Inside Desa Potato Head, a creative village designed by Rem Koolhaas-founded architecture studio OMA, everything—from the room amenities and zero waste kit of its resort to the newly opened digital streaming studio Headstream at Desa—links back to its pledge towards zero waste and radical yet accountable sustainability in 2016. Done in such a way that doesn’t emit a preachy or in-your-face experience, the famed brand is known for its creative injections of sustainability—an initiative that has lowered its landfill waste from 50 per cent down to five. And they plan to go even further.
This is the fuel behind Potato Head’s research and guides them to collaborate with artists and designers who share the same mission and creative drive. The most recent is multi-disciplinary New York City artist Futura, who collaborated with the creative village to develop his instantly recognisable figure, Pointman, into two sculptures using repurposed plastic waste collected across the Bali coast.
For the pioneering graffiti artist, river and ocean pollution has long been part of his practice. For one, his view of the Statue of Liberty from his studio on the Hudson River in New York is obstructed by none other than vessels transporting trash and free-floating river garbage. Yet this marked the first time the artist materialised Pointman—which has shape-shifted from paintings, sculptures and recently NFT—using plastic waste as a form of commentary on the pollution crisis both in New York and Southeast Asia.
“Pointman has seen many changes over a considerable timeline, but this piece is very special to me. It is the first opportunity to expand my creative thought, in terms of materials being used and aligning myself with what sustainability looks like. Having seen the process with my own eyes, from the recovery efforts and the washing and cleaning of the materials to the compression of those materials to workable solutions, it is amazing,” said Futura.
Standing tall in Potato Head Studio’s courtyard—which welcomes a mix of hotel guests and the general public—the ‘Pointman – River Warrior’ was conceived out of 888 kg of plastic waste. Motor oil bottles and discarded gallon lids were transformed into the six-metre blue-speckled figure, whose elongated head and conical body appear to guard the resort’s open plaza entrance.

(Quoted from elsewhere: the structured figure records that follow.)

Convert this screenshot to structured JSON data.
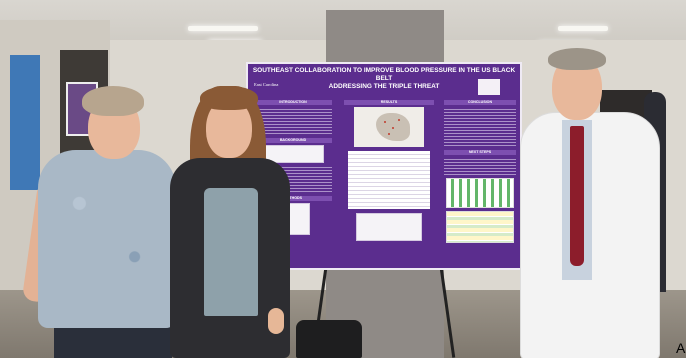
{
  "poster": {
    "title_line1": "SOUTHEAST COLLABORATION TO IMPROVE BLOOD PRESSURE IN THE US BLACK BELT",
    "title_line2": "ADDRESSING THE TRIPLE THREAT",
    "logo_text": "East Carolina",
    "sections": {
      "introduction": "INTRODUCTION",
      "results": "RESULTS",
      "conclusion": "CONCLUSION",
      "background": "BACKGROUND",
      "methods": "METHODS",
      "next_steps": "NEXT STEPS"
    }
  },
  "edge_glyph": "A",
  "colors": {
    "poster_purple": "#5b2d8e",
    "section_purple": "#7d4fb0",
    "coat_white": "#f3f3f3",
    "tie_red": "#8c1d2b"
  }
}
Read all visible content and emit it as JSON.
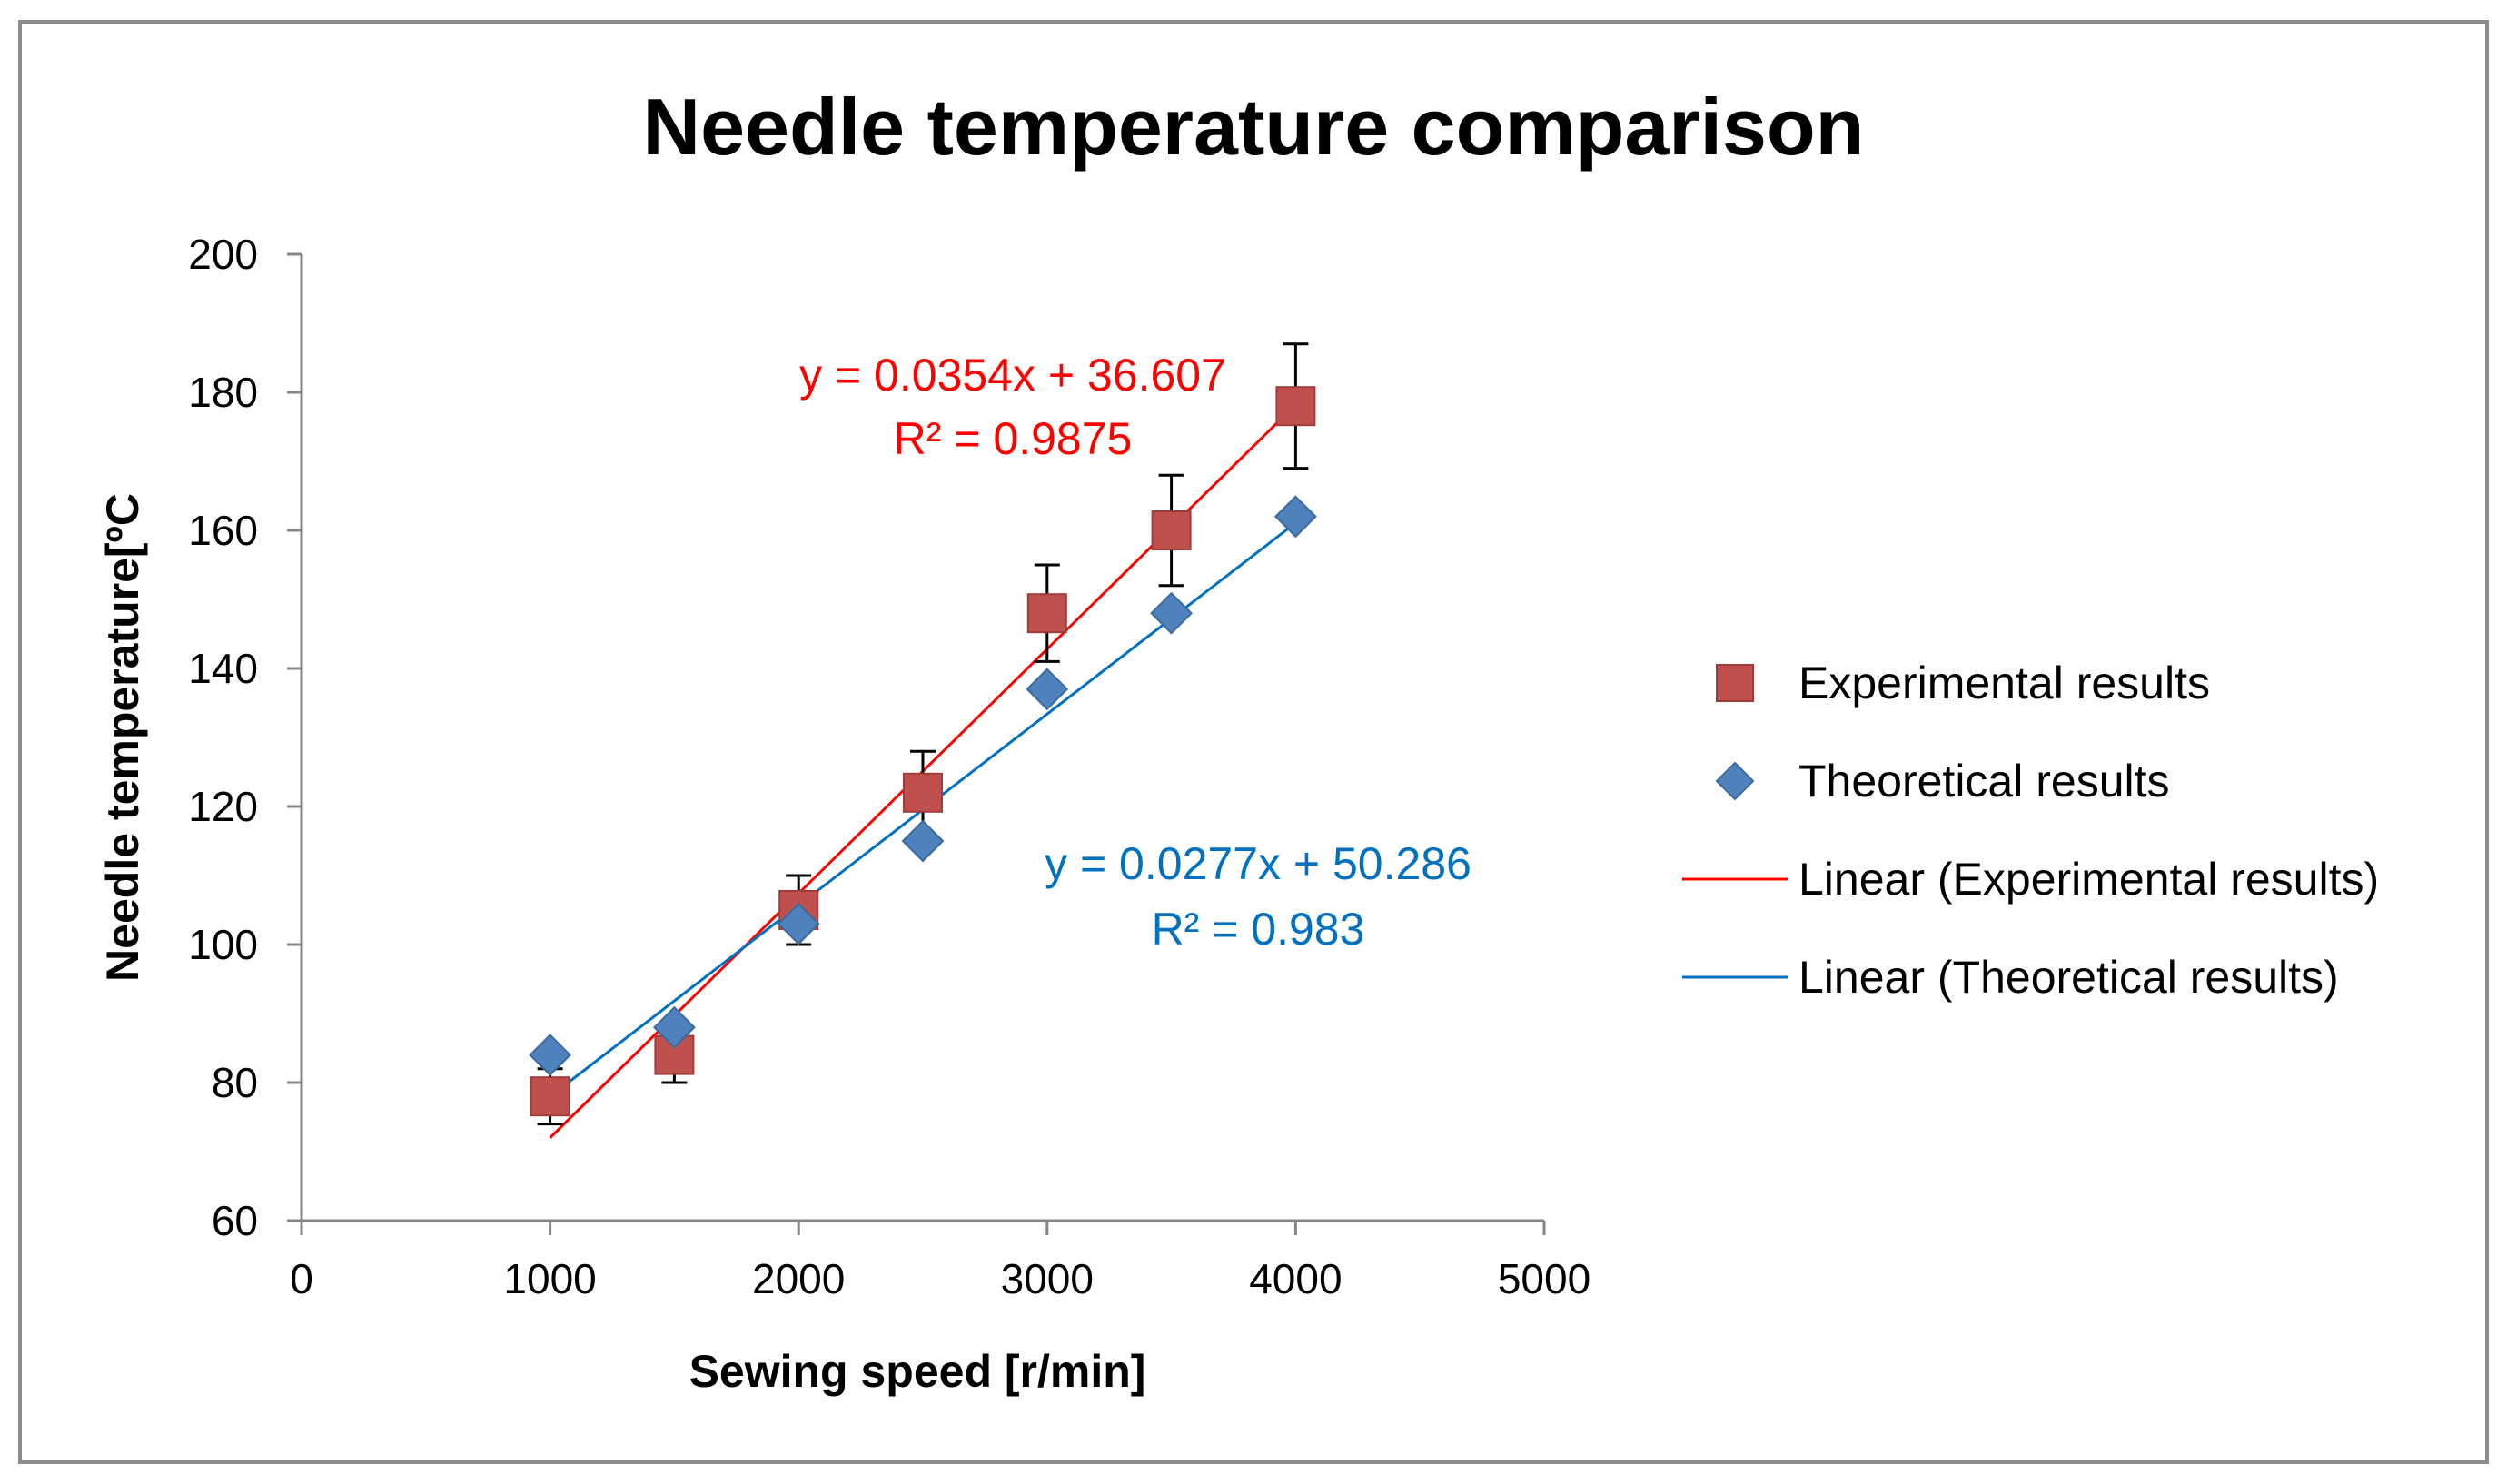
{
  "chart_data": {
    "type": "scatter",
    "title": "Needle temperature comparison",
    "xlabel": "Sewing speed [r/min]",
    "ylabel": "Needle temperature[ºC",
    "xlim": [
      0,
      5000
    ],
    "ylim": [
      60,
      200
    ],
    "xticks": [
      "0",
      "1000",
      "2000",
      "3000",
      "4000",
      "5000"
    ],
    "yticks": [
      "60",
      "80",
      "100",
      "120",
      "140",
      "160",
      "180",
      "200"
    ],
    "grid": false,
    "legend_position": "right",
    "series": [
      {
        "name": "Experimental results",
        "marker": "square",
        "color": "#c0504d",
        "x": [
          1000,
          1500,
          2000,
          2500,
          3000,
          3500,
          4000
        ],
        "y": [
          78,
          84,
          105,
          122,
          148,
          160,
          178
        ],
        "error": [
          4,
          4,
          5,
          6,
          7,
          8,
          9
        ]
      },
      {
        "name": "Theoretical results",
        "marker": "diamond",
        "color": "#4f81bd",
        "x": [
          1000,
          1500,
          2000,
          2500,
          3000,
          3500,
          4000
        ],
        "y": [
          84,
          88,
          103,
          115,
          137,
          148,
          162
        ]
      }
    ],
    "trendlines": [
      {
        "name": "Linear (Experimental results)",
        "color": "#ff0000",
        "slope": 0.0354,
        "intercept": 36.607,
        "x_range": [
          1000,
          4000
        ],
        "equation": "y = 0.0354x + 36.607",
        "r2": "R² = 0.9875"
      },
      {
        "name": "Linear (Theoretical results)",
        "color": "#0070c0",
        "slope": 0.0277,
        "intercept": 50.286,
        "x_range": [
          1000,
          4000
        ],
        "equation": "y = 0.0277x + 50.286",
        "r2": "R² = 0.983"
      }
    ]
  }
}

Two weeks prior to the grand unveiling at Potato Head Studios on 9 December, a smaller black-and-white Pointman sculpted out of 14,300 plastic bags, made its debut as part of the three-month-long exhibition, ‘N*thing is Possible’ by Potato Head and long-time collaborator OMA as part of Singapore Design Week. Other high-profile collaborators showcased at the exhibition include works by Japanese architect Kengo Kuma, London-based furniture designer Max Lamb and Indonesian architect Andra Matin.
Simon Pestridge, CXO of Potato Head shared how “Pointman – River Warrior finding its home at the Desa is the culmination of our ethos that sustainability can be beautiful. We were inspired by the future of waste reimagination while learning of the importance of collaboration and community in building a sustainable future.”
It’s within collaborations such as these that Potato Head continues to echo its “Good Times, Do Good” mantra and widen its creative ecosystem, where confronting waste pollution is relevant and achievable through enjoyable means.